Brownie <[EMAIL PROTECTED]> wrote:
I have a table and indices as follows;

CREATE TABLE employee(name TEXT,salary INTEGER,job TEXT);
CREATE INDEX idx_emp_salary_job ON employee(salary,job);
CREATE INDEX idx_emp_job ON employee(job);

When I use the following query, SQLite seems to use idx_emp_salary_job
for both WHERE and GROUP BY.

SELECT job, COUNT(name) FROM employee WHERE salary=100 GROUP BY job;
0|0|TABLE employee WITH INDEX emp_salary_job ORDER BY

But when modify this query as follows, SQLite seems to use
idx_emp_salary_job for WHERE only. Not used for GROUP BY.

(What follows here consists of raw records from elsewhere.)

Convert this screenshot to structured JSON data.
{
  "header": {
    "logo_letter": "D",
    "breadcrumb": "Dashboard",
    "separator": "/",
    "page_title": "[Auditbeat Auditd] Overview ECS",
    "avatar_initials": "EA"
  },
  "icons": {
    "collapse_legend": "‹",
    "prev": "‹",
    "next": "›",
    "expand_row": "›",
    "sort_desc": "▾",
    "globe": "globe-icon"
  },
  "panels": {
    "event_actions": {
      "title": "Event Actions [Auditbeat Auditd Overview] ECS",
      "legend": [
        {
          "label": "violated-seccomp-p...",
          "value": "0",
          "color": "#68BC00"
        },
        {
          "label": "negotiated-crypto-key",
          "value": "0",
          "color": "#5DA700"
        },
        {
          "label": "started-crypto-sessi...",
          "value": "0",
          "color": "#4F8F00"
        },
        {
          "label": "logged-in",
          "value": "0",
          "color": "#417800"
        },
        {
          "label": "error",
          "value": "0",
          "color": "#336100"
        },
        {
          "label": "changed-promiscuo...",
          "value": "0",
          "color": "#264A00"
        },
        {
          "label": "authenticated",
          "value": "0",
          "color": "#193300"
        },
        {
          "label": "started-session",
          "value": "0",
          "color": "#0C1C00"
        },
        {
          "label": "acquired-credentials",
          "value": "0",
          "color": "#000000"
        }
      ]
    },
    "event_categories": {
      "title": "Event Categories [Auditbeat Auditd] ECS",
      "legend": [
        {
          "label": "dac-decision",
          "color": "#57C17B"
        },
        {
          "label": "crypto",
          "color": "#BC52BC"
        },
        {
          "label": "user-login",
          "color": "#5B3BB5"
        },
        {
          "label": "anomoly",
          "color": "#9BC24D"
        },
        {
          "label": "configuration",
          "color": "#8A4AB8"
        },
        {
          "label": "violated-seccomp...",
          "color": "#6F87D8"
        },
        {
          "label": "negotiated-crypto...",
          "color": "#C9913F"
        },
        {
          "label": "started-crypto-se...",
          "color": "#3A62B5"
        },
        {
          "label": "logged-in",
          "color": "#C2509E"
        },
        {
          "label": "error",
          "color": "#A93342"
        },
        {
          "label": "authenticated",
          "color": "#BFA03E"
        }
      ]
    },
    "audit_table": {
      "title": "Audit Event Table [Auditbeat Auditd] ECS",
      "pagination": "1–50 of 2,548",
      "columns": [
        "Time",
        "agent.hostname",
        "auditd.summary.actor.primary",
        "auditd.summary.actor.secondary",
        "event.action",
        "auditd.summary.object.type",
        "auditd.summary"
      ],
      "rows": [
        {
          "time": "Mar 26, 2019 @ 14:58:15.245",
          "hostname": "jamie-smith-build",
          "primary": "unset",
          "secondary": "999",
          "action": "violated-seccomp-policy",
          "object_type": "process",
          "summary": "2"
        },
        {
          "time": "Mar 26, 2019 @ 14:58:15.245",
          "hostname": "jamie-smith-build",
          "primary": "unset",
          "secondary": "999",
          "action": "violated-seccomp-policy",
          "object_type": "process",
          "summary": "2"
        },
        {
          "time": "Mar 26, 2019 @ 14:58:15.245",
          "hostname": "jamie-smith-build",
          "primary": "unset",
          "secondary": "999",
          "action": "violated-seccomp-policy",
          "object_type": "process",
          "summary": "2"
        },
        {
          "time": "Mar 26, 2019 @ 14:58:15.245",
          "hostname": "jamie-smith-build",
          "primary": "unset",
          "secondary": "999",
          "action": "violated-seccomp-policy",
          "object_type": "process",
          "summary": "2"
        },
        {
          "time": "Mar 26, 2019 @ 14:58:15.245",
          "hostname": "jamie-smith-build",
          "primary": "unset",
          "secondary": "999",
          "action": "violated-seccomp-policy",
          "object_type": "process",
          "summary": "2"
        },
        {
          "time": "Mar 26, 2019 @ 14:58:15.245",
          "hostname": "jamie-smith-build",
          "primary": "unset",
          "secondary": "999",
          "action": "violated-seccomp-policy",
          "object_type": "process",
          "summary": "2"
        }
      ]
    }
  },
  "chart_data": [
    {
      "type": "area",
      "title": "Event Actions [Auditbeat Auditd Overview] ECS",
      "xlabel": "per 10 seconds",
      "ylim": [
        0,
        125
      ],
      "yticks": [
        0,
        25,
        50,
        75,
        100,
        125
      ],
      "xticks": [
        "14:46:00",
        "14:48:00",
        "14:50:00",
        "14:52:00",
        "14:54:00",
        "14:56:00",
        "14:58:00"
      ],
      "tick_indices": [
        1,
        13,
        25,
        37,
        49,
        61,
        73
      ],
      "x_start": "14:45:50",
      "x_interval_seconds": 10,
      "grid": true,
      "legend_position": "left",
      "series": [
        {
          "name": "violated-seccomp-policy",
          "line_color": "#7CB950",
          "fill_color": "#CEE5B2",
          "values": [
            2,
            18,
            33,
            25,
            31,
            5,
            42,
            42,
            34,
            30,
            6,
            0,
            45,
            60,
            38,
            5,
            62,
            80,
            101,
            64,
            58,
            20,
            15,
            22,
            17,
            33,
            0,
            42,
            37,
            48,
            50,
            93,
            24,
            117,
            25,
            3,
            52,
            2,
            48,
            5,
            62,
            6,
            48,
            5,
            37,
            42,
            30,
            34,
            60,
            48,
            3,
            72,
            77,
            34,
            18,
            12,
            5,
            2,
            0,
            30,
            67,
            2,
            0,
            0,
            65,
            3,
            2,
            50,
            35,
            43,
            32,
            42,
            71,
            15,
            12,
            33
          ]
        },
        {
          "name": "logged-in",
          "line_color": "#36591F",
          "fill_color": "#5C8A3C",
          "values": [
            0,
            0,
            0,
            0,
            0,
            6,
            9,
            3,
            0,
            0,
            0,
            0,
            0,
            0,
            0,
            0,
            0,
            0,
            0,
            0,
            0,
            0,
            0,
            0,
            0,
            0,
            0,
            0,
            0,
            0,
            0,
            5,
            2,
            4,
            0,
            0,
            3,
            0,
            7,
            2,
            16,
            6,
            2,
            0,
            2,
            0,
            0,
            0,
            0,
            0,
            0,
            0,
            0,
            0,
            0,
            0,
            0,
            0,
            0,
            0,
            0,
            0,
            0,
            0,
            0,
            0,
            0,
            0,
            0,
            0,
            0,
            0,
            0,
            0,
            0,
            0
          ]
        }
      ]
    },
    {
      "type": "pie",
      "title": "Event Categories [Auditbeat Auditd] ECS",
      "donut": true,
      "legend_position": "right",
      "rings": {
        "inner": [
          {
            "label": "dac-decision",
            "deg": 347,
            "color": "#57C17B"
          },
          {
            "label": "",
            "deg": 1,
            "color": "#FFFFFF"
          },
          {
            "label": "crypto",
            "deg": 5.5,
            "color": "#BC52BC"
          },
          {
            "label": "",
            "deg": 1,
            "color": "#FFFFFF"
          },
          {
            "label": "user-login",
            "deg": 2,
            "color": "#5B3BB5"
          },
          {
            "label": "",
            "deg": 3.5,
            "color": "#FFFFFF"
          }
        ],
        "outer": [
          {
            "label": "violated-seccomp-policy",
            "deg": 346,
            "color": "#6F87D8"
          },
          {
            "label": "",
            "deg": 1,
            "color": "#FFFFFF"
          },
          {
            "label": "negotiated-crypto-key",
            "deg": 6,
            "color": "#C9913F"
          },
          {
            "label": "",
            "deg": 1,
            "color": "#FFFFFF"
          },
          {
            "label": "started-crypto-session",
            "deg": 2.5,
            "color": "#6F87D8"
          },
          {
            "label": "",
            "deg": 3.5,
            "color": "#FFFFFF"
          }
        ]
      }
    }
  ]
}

SELECT job, COUNT(name) FROM employee WHERE salary>=100 GROUP BY job;
0|0|TABLE employee WITH INDEX emp_salary_job

Because index on (salary, jobs) is not helpful here. This index lists rows ordered by salary, and for each distinct value of salary rows are ordered by job. Your first query narrowed down to a single value of salary, at which point the index gave you rows ordered by job and group by was trivial. But now that you have multiple salary values, SQLite has to sort on job anyway.

See if this query gets better performance:

SELECT job, COUNT(name) FROM employee WHERE +salary>=100 GROUP BY job;

Unary plus would suppress the index involving salary, so one on (job) should be used.

Another thing to try is to create an index on (job, salary) rather than (salary, job).

So, I modify it by using WHERE EXISTS and subqueries.

SELECT job, COUNT(name) FROM employee WHERE EXISTS
(SELECT * FROM employee WHERE salary>=100) GROUP BY job;

This statement doesn't make any sense. The subselect doesn't depend on the outer select in any way, so it would be executed once and EXISTS clause will either produce 1 or 0. Assuming there are indeed records with salary >= 100, this query is equivalent to

SELECT job, COUNT(name) FROM employee GROUP BY job;

which is quite different from the original query.

0|0|TABLE employee WITH INDEX emp_job ORDER BY
0|0|TABLE employee WITH INDEX emp_salary_job

It seems to use indices for both WHERE EXISTS and GROUP BY.

Why not? They are separate, largely unrelated queries.